Data type     |    Value type in Java              |    API to access or create a data type
-------------------------------------------------------------------------------------------
ByteType      |    byte or Byte                    |    DataTypes.ByteType
ShortType     |    short or Short                  |    DataTypes.ShortType
IntegerType   |    int or Integer                  |    DataTypes.IntegerType
LongType      |    long or Long                    |    DataTypes.LongType
FloatType     |    float or Float                  |    DataTypes.FloatType
DoubleType    |    double or Double                |    DataTypes.DoubleType
DecimalType   |    java.math.BigDecimal            |    DataTypes.createDecimalType() or DataTypes.createDecimalType(precision, scale).
StringType    |    String                          |    DataTypes.StringType
BinaryType    |    byte[]                          |    DataTypes.BinaryType
BooleanType   |    boolean or Boolean              |    DataTypes.BooleanType
TimestampType |    java.sql.Timestamp              |    DataTypes.TimestampType
DateType      |    java.sql.Date                   |    DataTypes.DateType
ArrayType     |    java.util.List                  |    DataTypes.createArrayType(elementType) or DataTypes.createArrayType(elementType, containsNull).
MapType       |    java.util.Map                   |    DataTypes.createMapType(keyType, valueType) or DataTypes.createMapType(keyType, valueType, valueContainsNull)
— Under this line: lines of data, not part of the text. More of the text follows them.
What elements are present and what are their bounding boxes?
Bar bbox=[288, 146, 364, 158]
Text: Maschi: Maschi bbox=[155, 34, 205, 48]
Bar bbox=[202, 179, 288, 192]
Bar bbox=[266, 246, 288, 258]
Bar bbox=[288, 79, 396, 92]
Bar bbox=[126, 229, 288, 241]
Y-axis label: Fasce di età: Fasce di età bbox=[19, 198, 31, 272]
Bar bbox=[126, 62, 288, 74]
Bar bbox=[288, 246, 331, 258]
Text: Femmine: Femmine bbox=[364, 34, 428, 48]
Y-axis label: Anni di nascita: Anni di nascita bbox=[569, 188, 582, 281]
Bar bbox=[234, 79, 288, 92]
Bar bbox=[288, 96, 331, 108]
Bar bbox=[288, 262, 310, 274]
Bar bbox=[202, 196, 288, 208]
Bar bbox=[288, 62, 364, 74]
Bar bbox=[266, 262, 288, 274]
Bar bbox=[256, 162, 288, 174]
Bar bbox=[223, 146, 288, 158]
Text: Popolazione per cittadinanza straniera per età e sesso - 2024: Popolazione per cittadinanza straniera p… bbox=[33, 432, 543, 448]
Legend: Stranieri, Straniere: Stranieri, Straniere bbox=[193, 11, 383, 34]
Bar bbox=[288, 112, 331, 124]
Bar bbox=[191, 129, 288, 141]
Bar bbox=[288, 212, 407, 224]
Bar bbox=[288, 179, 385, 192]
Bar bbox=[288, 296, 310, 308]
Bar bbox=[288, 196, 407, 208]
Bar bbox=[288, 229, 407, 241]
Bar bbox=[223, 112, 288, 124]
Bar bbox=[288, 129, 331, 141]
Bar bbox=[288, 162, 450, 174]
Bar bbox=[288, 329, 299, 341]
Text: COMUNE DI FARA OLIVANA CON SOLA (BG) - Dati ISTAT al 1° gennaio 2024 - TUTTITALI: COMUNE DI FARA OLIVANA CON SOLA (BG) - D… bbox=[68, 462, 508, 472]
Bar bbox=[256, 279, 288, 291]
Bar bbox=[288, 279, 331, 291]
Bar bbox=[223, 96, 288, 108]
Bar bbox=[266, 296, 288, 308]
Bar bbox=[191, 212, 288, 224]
StructType    |    org.apache.spark.sql.Row        |    DataTypes.createStructType(fields)
StructField   |    The value type in Java of the   |    DataTypes.createStructField(name, dataType, nullable)
              |    data type of this field (For    |
              |    example, int for a StructField  |
              |    with the data type IntegerType) |

One thing of note when working with StructTypes in particular - it appears that, if you wish to declare an empty StructType in another as a placeholder value, you must use a new StructType() rather than the suggested DataTypes.createStructType((StructField)null) to prevent null pointers. Remember to instantiate the nested StructType with StructFields prior to usage.